Se as previsões otimistas se confirmarem, seria possível evitar a migração de culturas como a do café para regiões de temperaturas mais amenas, no sul do país. “O novo zoneamento do café não pode ser definido se não considerarmos também o aumento da concentração de CO2”, diz. O aumento da concentração atmosférica de CO2 poderia explicar “alguns resultados até há pouco impensáveis”, como ele diz. Por exemplo, o fato de hoje cafeeiros crescerem e produzirem em algumas regiões de Minas Gerais onde a temperatura média anual é de 24,5º Celsius, 1,5 grau acima do limite que a planta deveria suportar. “Parte do sucesso do cultivo nessas regiões se deve, possivelmente, ao aumento de teor de CO2 na atmosfera.”

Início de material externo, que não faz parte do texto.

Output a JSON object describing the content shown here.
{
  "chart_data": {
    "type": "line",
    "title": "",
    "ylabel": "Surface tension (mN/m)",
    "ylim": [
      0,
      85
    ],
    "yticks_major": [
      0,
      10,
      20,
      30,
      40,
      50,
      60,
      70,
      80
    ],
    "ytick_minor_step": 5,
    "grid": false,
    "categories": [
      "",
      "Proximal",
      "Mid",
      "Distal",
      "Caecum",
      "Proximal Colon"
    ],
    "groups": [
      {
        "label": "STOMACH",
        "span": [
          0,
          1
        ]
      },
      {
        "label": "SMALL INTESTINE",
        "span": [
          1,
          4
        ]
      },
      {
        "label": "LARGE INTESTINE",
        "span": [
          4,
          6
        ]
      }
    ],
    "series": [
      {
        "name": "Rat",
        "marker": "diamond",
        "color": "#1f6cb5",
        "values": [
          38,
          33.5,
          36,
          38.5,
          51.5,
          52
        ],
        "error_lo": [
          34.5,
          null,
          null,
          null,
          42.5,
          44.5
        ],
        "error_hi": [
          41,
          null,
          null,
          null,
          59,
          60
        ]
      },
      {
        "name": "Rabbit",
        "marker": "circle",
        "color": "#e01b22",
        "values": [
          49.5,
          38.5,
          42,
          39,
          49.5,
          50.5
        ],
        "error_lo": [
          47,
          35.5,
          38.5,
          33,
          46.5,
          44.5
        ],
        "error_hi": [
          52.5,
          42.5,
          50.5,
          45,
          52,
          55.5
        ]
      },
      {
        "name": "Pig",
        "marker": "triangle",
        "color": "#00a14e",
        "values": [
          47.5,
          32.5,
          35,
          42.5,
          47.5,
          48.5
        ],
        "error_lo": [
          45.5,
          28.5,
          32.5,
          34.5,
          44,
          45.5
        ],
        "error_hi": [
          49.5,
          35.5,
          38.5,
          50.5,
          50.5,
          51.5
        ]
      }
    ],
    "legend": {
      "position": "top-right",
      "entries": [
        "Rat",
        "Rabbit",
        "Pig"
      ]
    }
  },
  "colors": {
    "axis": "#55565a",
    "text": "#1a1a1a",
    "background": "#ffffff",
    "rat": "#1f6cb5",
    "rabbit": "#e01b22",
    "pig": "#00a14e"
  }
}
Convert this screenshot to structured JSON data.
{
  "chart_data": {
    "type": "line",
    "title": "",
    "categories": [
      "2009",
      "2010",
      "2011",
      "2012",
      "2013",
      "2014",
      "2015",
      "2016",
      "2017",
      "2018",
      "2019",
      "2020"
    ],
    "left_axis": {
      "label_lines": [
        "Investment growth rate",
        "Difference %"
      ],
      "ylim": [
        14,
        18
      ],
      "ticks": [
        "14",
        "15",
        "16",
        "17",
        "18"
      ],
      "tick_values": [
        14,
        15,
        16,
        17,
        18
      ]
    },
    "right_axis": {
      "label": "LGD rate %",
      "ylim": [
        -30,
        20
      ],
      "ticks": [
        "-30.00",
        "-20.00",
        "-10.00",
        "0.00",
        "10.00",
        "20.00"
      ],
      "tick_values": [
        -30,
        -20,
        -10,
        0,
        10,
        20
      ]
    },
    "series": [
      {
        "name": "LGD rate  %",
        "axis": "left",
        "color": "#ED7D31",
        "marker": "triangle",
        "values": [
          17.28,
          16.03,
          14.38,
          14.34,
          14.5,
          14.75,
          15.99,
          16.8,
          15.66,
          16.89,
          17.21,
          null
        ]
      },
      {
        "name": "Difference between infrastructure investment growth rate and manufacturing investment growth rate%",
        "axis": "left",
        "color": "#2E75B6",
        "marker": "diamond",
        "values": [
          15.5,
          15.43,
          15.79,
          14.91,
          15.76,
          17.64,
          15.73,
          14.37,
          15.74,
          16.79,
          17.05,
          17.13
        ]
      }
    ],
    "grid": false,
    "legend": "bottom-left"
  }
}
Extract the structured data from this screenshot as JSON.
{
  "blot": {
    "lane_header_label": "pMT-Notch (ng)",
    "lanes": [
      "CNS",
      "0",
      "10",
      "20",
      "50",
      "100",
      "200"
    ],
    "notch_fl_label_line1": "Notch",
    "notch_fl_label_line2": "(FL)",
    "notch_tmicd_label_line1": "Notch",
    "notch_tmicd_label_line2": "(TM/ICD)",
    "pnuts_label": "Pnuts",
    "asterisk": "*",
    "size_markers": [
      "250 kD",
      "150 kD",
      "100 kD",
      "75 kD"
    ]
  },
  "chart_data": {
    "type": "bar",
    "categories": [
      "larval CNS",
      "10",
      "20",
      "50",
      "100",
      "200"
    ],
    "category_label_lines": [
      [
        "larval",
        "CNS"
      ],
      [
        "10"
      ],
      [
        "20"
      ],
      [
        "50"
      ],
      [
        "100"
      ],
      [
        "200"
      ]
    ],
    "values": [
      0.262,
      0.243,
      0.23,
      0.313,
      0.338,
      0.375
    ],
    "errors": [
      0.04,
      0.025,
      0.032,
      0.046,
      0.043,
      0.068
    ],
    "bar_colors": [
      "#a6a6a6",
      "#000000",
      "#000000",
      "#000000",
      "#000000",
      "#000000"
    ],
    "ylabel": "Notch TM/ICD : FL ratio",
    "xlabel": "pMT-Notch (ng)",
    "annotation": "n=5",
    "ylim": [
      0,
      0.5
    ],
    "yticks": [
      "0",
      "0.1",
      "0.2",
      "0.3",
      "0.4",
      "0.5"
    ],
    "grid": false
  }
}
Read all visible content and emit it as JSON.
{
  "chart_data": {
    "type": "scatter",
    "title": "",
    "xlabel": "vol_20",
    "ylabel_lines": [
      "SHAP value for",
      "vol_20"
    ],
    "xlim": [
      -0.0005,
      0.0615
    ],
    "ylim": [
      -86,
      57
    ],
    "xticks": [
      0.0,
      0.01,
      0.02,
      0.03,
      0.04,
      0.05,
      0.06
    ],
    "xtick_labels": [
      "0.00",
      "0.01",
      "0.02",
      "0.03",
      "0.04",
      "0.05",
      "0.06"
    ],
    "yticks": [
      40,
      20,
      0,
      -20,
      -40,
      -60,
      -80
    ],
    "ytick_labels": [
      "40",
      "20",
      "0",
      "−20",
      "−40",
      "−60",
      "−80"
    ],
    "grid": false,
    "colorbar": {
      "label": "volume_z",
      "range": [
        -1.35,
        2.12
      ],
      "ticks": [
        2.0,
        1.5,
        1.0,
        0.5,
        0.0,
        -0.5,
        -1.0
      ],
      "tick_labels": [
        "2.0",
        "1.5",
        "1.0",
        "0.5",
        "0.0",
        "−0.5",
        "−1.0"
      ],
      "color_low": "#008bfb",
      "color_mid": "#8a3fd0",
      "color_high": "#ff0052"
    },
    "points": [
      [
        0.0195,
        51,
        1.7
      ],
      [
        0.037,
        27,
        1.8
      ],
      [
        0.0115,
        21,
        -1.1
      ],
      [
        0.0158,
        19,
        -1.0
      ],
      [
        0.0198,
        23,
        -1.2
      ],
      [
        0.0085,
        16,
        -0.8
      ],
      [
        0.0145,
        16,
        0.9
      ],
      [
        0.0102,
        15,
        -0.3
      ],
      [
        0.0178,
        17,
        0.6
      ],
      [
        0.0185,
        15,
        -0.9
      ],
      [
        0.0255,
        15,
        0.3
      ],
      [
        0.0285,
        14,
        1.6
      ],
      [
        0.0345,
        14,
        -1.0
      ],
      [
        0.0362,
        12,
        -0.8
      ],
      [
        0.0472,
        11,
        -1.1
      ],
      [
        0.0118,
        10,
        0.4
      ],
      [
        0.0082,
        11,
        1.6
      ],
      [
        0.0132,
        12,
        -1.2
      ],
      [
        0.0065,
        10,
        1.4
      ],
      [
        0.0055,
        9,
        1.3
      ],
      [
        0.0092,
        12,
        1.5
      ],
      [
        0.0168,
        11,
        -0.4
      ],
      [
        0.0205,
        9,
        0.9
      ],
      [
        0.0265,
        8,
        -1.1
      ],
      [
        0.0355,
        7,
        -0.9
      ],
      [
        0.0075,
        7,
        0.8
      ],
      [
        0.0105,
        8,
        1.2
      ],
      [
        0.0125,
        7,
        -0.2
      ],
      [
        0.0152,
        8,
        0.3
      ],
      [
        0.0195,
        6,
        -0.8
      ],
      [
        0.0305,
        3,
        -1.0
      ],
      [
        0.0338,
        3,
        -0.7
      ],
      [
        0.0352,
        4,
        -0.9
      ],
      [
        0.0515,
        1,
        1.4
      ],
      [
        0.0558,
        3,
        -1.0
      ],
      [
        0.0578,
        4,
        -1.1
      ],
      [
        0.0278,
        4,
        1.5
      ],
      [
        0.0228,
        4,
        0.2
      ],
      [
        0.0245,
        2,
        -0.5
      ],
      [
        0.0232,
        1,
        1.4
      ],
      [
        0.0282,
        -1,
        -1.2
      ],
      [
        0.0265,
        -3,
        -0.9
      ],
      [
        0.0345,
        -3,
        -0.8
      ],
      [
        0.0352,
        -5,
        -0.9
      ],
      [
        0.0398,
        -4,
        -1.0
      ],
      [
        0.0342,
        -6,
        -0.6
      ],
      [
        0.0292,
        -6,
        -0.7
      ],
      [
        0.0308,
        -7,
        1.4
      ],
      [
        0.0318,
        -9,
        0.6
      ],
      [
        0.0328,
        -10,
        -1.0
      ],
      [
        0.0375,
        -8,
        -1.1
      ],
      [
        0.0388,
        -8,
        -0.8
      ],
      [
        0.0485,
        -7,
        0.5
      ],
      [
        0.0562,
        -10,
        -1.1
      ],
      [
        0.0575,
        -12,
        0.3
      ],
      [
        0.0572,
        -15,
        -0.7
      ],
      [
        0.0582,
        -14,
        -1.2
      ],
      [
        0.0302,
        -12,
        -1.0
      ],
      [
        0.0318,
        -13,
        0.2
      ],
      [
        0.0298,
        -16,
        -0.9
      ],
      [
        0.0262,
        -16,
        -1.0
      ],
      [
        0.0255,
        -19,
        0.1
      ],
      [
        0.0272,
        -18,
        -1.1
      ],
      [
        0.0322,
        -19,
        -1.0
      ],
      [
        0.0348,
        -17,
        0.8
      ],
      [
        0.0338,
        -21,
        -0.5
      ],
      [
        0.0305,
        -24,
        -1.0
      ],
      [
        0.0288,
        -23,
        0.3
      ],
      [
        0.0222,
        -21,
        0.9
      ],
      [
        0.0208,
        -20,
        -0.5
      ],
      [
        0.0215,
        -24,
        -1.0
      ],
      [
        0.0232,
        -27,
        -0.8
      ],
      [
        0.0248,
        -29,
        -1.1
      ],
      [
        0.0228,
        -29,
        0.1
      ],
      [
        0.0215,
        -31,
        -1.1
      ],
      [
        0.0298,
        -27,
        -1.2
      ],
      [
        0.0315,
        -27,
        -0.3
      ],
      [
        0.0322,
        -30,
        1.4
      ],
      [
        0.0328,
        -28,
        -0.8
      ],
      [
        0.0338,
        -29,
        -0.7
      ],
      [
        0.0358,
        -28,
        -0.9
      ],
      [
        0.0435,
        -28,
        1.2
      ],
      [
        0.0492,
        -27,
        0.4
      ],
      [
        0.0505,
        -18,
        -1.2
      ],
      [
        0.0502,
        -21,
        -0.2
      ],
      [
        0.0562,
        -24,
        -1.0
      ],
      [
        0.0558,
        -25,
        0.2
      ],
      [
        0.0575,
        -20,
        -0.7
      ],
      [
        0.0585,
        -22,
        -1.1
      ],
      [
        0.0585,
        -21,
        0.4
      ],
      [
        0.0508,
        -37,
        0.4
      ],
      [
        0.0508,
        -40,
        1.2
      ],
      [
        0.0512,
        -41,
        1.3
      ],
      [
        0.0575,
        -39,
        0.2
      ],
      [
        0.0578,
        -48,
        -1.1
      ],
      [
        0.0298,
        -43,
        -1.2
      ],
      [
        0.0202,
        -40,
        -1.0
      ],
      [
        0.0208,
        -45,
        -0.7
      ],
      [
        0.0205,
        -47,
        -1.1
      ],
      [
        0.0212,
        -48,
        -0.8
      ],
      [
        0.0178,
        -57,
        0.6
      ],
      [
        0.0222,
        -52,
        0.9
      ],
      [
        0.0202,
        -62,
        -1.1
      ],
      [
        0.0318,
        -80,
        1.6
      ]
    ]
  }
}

Os estudos feitos até agora – e apresentados no início de setembro em Jaguariúna – indicam que o cafeeiro talvez esteja sujeito a menos doenças. No entanto, o cenário é incerto. “Algumas pragas e doenças devem aumentar e outras diminuir, porque as plantas, crescendo mais, podem criar um microclima com mais umidade e temperatura mais baixa, mais favorável para fungos e bactérias”, diz Raquel Ghini.
O capim braquiária (Brachiaria decumbens), o principal alimento do gado no Brasil, cresceu mais, apresentou mais biomassa e mais fibra quando submetido a uma atmosfera mais rica em CO2 que a atual – entre os cafeeiros – do que a braquiária que não recebeu doses extras de CO2. No entanto, “o valor nutritivo é menor”, observou Adibe Abdalla, pesquisador da Universidade de São Paulo (USP). Além disso, trata-se de uma fibra de mais baixa qualidade, cuja digestão poderia resultar em uma produção maior de metano, um dos gases associados às mudanças do clima.
Projetos
1. Efeitos da alta concentração atmosférica de CO2 em câmaras de topo aberto e sistema Face sobre a fotossíntese e os mecanismos naturais de resistência do cafeeiro à ferrugem (12/08875-3); Modalidade Linha Regular de Auxílio a Projeto de Pesquisa; Coord. Emerson Alves da Silva – Instituto de Botânica; Investimento R$ 198.255,31 (FAPESP).
2. Impacto do aumento da concentração de dióxido de carbono atmosférico e disponibilidade de água sobre a cultura do café em experimento Face (“Free Air CO2Enrichment”); Coord. Raquel Ghini – Embrapa Meio Ambiente; Investimento R$2.627.048,96 (Embrapa).